Sunday, March 22, 2009

root cellar?

I went looking for spring this afternoon, and I found it.

 I walked down to the creek to see if the daffodils at the old house were blooming yet, and they are.

 I also took advantage of the blackberries not having woken up yet (nor the snakes, I hoped) to walk back into the tangle and look at the stone structure that is probably a root cellar.  
This is what's left of the house foundation.

There aren't any shelves or shelf ledges in there, but that doesn't prove anything. I'm wondering if it could have been a spring house, because the floor was muddy when all the ground elsewhere is dry and hard, but if so there isn't an outlet. 
Here's the back view from the "road."

Looking in the door.

Then I went on down to the creek and found daffodils down there, too, which I didn't remember. 

On the way back I put the camera away and picked a lot. Spring really got here. I'm encouraging it to hurry north. 


  1. Hooray for spring!

    Loved the photos. Oh, but now I can't get the sound of Bullwinkle (from the cartoon) saying "Behold the Lovely Daffodil" out of my head. (I'm very suggestible).

    I with you, let's figure out a way to send some of that spring north, especially to our Canadian friends!

  2. Oh, thank you for posting these pictures! Love the daffodils. There's still about 2 feet of snow on everything around here.

    That stone structure is 'way cool'.... (sorry, couldn't resist!) It isn't a very large space, though, is it? And is it totally above-ground? When I think of root cellar, I always think it should be underground.... Yours does look like a spring house - somewhere to keep things cool in the heat of summer. Up here, we use a root cellar to keep things from freezing in the depths of winter.

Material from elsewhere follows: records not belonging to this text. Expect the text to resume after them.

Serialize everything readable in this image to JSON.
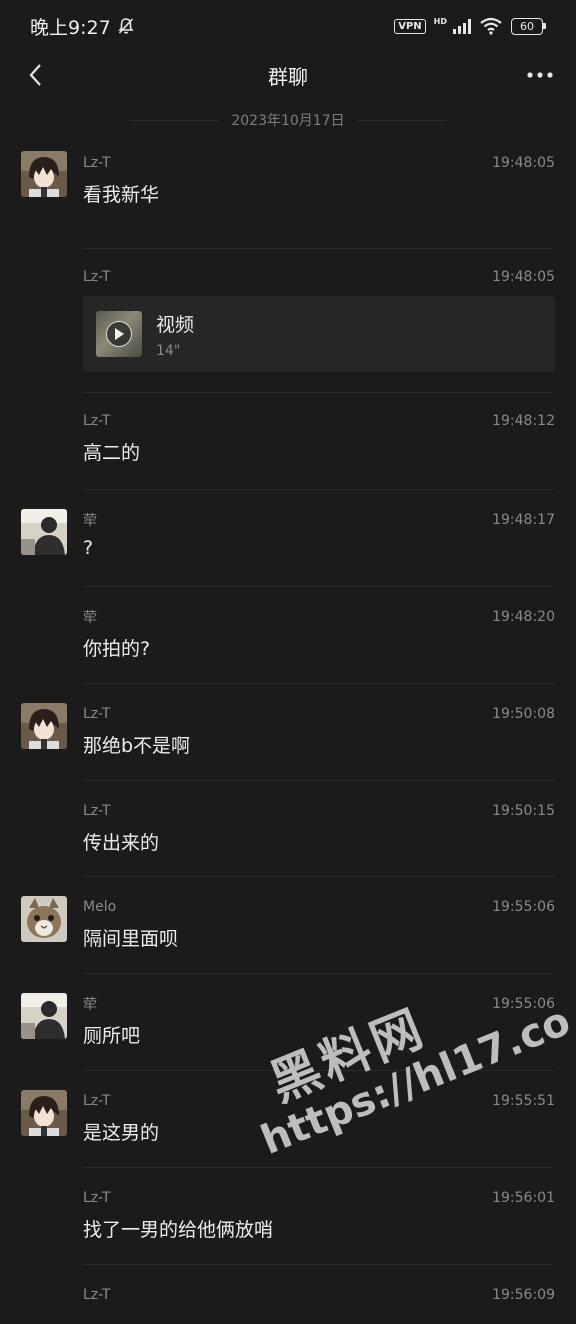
{
  "status_bar": {
    "time": "晚上9:27",
    "vpn": "VPN",
    "network": "HD",
    "battery": "60"
  },
  "nav": {
    "title": "群聊"
  },
  "date_separator": "2023年10月17日",
  "messages": [
    {
      "sender": "Lz-T",
      "time": "19:48:05",
      "text": "看我新华",
      "avatar": "anime-boy"
    },
    {
      "sender": "Lz-T",
      "time": "19:48:05",
      "video": {
        "title": "视频",
        "duration": "14\""
      }
    },
    {
      "sender": "Lz-T",
      "time": "19:48:12",
      "text": "高二的"
    },
    {
      "sender": "荦",
      "time": "19:48:17",
      "text": "?",
      "avatar": "person-photo"
    },
    {
      "sender": "荦",
      "time": "19:48:20",
      "text": "你拍的?"
    },
    {
      "sender": "Lz-T",
      "time": "19:50:08",
      "text": "那绝b不是啊",
      "avatar": "anime-boy"
    },
    {
      "sender": "Lz-T",
      "time": "19:50:15",
      "text": "传出来的"
    },
    {
      "sender": "Melo",
      "time": "19:55:06",
      "text": "隔间里面呗",
      "avatar": "cat"
    },
    {
      "sender": "荦",
      "time": "19:55:06",
      "text": "厕所吧",
      "avatar": "person-photo"
    },
    {
      "sender": "Lz-T",
      "time": "19:55:51",
      "text": "是这男的",
      "avatar": "anime-boy"
    },
    {
      "sender": "Lz-T",
      "time": "19:56:01",
      "text": "找了一男的给他俩放哨"
    },
    {
      "sender": "Lz-T",
      "time": "19:56:09",
      "text": ""
    }
  ],
  "watermark": {
    "brand": "黑料网",
    "url": "https://hl17.co"
  },
  "colors": {
    "background": "#1b1b1b",
    "card": "#262626",
    "text": "#ececec",
    "muted": "#8a8a8a"
  }
}
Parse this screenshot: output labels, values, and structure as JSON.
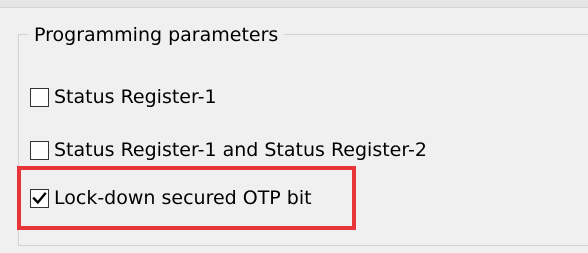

    And thanks for your warm thoughts - wonder how long they'll will take to get here?

  3. I'm going back sometime soon when I'm Absolutely Sure the snakes are asleep--doesn't all that rock look like a snake condo?--and do some body measurements, but I can tell it's tall enough for me (5'6") to stand up in, and about three feet by six. Bigger than most refrigerators for sure. Root cellars in this climate serve both to keep things cool in summer and frost-free in winter. (I should say "served", shouldn't I, now that almost everybody has electricity?)

    Most of the root cellars I've been in have had two or three steps down from ground level and the side either built up with dirt or insulated with straw every winter. This one was built up from ground level, but the sides are bermed up to four feet except for the door, and I imagine the rest was sodded over. The house has been gone for over forty years, so that's plenty of time for a sod roof to disappear. The wonder it that the whole stone structure is intact with animals free to scramble over it all those years.

  4. Root cellars had the same purpose here in the summer - the temperature was pretty constant year-round; cool in summer, frost-free in winter.

    And yes, yes it does look like a snake condo; and a spider haven! - I probably wouldn't go in there on a dare!

  5. Thanks for the photos, Solarity! I love the daffodils, and the root cellar brings back memories. We used to have one when I was a child on the farm, only ours was just dirt, and lumber. Most of it has caved in now. The stone structure makes you want to go inside and take a look!